To define your own ``NearestNeighbors`` algorithm it is only necessary to implement above specified ``fit`` and
``query`` methods. By default, ``query_batch`` uses [joblib](https://github.com/joblib/joblib) to process a batch of
queries in a threadpool, but most of the time you'd want to implement ``query_batch`` on your own for improved
efficiency.

The following example illustrates the concepts of ``config`` and ``parameters``.

```python
import numpy as np
from nearness import NearestNeighbors

class MyNearestNeighbors(NearestNeighbors):
    # only keyword-only arguments are allowed for subclasses of ``NearestNeighbors``.
    def __init__(self, *, a: int = 0):
        # the __init__ parameters are injected as ``parameters``
        print(self.parameters.a)  # 0

        # the parameters can be modified as needed
        self.parameters.a += 1
        print(self.parameters.a)  # 1

        # a copy of the current global configuration is injected as ``config``
        print(self.config.save_compression)  # 0

        # the configuration can be modified as needed (does not modify the global config)
        self.config.save_compression = 1
        print(self.config.save_compression)  # 1

    def fit(self, data: np.ndarray) -> "Self":
        ...

    def query(self, point: np.ndarray, n_neighbors: int) -> tuple[np.ndarray, np.ndarray]:
        ...
```

An interesting configuration aspect is ``methods_require_fit``, which specifies the set of methods that require a
successful call of ``fit`` before they can be used.
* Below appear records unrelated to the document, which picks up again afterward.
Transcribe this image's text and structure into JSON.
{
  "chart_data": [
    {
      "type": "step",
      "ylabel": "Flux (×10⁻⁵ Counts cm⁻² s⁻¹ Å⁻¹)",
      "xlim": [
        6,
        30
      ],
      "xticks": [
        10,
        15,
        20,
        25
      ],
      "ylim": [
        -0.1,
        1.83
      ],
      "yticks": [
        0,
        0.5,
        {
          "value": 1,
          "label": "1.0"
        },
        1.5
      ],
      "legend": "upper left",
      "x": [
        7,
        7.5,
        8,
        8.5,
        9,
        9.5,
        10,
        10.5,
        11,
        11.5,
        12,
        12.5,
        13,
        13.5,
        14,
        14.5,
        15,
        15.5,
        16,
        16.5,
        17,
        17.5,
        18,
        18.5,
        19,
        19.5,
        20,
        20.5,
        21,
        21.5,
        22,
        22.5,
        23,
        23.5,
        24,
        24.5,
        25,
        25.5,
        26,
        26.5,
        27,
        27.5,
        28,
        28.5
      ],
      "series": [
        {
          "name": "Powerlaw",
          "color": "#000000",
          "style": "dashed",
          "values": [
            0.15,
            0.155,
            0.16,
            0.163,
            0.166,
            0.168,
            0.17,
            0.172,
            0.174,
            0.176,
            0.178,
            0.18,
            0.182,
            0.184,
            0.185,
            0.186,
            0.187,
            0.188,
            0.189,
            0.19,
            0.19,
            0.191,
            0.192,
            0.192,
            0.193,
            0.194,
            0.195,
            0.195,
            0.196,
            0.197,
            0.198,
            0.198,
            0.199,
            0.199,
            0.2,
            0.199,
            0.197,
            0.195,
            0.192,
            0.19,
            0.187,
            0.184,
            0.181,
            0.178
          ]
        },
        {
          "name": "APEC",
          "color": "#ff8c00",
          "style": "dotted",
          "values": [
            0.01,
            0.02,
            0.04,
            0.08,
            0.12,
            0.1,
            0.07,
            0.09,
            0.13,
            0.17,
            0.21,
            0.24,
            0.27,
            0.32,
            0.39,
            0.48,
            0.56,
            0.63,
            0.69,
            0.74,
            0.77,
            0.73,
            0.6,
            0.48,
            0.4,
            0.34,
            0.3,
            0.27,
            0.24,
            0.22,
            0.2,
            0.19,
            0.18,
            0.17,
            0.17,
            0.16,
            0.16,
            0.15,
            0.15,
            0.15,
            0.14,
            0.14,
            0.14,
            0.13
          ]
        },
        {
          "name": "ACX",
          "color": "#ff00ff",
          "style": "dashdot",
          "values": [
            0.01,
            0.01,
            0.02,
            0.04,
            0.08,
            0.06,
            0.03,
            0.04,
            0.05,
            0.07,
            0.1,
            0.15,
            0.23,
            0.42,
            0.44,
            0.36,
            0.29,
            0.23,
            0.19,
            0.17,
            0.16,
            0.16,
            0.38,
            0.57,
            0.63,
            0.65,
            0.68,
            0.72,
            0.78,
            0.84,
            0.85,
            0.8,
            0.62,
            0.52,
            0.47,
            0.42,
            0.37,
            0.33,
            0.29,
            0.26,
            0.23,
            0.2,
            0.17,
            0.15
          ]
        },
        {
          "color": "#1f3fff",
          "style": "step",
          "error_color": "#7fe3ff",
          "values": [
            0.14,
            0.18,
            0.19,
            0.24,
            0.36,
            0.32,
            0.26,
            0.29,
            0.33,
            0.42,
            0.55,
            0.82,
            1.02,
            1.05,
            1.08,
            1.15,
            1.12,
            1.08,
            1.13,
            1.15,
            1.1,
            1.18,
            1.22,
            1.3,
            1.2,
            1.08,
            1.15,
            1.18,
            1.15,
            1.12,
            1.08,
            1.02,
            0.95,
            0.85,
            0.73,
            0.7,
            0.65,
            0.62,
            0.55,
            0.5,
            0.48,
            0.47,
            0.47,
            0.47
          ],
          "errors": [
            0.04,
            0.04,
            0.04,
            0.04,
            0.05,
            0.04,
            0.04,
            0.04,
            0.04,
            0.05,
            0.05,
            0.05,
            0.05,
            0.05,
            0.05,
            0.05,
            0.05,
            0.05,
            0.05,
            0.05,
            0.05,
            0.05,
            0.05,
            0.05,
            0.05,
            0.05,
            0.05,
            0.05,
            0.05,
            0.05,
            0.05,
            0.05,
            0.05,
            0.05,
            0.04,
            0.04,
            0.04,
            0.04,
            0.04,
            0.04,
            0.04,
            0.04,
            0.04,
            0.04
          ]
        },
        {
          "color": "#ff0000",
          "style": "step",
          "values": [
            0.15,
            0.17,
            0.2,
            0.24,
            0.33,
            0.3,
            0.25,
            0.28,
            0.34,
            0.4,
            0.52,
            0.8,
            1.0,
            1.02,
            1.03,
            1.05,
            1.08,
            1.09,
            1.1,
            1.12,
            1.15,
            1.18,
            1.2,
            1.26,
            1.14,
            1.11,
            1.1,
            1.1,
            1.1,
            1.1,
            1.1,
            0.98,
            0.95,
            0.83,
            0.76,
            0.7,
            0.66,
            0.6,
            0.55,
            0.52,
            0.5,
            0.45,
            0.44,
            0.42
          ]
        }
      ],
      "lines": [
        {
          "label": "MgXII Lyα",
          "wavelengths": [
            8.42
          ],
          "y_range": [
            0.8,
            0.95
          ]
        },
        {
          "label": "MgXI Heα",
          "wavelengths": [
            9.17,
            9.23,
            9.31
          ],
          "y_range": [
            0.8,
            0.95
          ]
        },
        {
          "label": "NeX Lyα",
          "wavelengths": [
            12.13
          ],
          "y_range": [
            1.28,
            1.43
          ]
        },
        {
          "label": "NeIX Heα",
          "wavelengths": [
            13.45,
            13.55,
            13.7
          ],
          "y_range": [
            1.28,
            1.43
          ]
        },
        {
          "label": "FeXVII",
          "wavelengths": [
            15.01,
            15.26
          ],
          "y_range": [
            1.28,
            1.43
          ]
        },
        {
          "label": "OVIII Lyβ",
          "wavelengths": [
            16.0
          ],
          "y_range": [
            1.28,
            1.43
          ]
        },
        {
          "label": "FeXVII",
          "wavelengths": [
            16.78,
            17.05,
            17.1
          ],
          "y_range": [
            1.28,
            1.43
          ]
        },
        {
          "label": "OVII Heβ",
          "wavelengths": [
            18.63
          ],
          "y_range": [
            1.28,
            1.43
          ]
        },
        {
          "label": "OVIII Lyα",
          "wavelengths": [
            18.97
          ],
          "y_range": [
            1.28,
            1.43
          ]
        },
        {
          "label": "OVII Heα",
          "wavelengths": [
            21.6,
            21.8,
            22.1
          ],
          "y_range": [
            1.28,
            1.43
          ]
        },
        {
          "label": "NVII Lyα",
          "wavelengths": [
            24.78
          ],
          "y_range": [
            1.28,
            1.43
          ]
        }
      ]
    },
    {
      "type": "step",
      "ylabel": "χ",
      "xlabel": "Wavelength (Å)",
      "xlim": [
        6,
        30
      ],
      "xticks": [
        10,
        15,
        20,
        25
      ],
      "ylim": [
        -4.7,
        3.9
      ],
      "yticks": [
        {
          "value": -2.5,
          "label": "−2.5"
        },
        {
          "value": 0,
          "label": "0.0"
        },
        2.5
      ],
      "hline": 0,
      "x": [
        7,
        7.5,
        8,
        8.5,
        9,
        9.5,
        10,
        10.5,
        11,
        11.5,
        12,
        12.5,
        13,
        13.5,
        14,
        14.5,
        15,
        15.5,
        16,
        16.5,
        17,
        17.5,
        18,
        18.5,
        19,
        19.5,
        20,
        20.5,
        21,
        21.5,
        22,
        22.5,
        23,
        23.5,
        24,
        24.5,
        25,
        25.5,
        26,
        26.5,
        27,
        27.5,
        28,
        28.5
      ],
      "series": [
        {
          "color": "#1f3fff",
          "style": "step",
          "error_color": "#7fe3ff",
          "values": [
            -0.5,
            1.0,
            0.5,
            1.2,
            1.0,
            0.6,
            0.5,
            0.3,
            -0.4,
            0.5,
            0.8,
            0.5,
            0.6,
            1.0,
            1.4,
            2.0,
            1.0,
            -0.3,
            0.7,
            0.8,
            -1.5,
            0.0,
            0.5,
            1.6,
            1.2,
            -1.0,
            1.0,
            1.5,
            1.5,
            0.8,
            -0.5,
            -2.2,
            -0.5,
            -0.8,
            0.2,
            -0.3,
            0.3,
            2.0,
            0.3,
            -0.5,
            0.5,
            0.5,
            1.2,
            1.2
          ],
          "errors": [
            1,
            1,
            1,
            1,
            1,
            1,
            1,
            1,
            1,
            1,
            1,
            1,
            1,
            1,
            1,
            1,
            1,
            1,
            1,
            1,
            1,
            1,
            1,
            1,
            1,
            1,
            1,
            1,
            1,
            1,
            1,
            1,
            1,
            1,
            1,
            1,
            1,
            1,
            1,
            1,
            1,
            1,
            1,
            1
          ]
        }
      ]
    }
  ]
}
By default, the query methods are listed in
``methods_require_fit``, and, if a query method is called before ``fit``, an informative error message is shown.
A successful fit additionally sets the ``is_fitted`` property to ``True`` and removes the fit checks such that
there is zero overhead for queries. Manually setting ``is_fitted`` to ``False`` again adds the
checks to all methods specified in ``methods_require_fit``.